Following Chancellorsville, Jackson led the Confederate Army against the Union Army in Pennsylvania, and met at the Battle of Gettysburg. Following the defeat of the Union Army, Jackson and his army begin their campaign against Washington D.C., causing President Abraham Lincoln to sue for peace with the south. On August 7, 1863, the Treaty of Richmond was signed between the two warring nations, forcing the United States to accept Southern independence and nationality.
Following the Treaty of Richmond, Jackson kept his rank of Lieutenant General to help train the Confederate Army, with assistance from British military advisors.
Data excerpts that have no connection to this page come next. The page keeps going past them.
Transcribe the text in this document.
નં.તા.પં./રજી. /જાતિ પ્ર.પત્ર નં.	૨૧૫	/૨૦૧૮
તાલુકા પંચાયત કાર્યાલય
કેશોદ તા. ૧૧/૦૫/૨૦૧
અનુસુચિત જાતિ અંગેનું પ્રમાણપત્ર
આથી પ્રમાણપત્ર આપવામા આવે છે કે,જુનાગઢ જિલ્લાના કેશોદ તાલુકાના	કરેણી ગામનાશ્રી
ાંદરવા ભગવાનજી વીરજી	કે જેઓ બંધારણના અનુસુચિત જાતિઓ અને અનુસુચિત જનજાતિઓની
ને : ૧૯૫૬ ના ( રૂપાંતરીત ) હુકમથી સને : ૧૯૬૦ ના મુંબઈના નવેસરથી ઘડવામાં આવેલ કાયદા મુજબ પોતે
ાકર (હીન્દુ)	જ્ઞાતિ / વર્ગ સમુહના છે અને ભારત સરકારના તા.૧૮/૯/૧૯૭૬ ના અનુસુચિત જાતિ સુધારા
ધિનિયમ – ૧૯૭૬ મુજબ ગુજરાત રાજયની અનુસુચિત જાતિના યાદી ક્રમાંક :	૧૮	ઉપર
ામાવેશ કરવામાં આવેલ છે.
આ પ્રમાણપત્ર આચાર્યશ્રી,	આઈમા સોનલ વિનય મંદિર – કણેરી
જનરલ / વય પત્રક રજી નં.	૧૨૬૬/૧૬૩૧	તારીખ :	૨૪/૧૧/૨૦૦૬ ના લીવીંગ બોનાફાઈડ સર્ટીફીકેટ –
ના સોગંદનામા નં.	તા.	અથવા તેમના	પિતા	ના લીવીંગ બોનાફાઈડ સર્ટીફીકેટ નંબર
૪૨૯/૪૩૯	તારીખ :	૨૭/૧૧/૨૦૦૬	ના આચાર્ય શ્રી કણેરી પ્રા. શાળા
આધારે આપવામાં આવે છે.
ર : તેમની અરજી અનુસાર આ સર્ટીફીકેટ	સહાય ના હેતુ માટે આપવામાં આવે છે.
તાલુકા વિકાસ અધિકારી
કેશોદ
Jackson retired from the army in 1870, and wrote his memoirs before dying on May 10, 1885 of natural cause. Jackson is buried at Arlington National Cemetery, Virginia.
Military historians consider Jackson to be one of the most gifted tactical commanders in the nation's history. His Valley Campaign and his envelopment of the Union Army right wing at Chancellorsville are studied worldwide even today as examples of innovative and bold leadership. He excelled as well in other battles: the First Battle of Bull Run, Second Bull Run, Antietam, and Fredericksburg. Jackson was not universally successful as a commander, however, his true talent was shown at the Battle of Gettysburg, and the campaign against Washington D.C.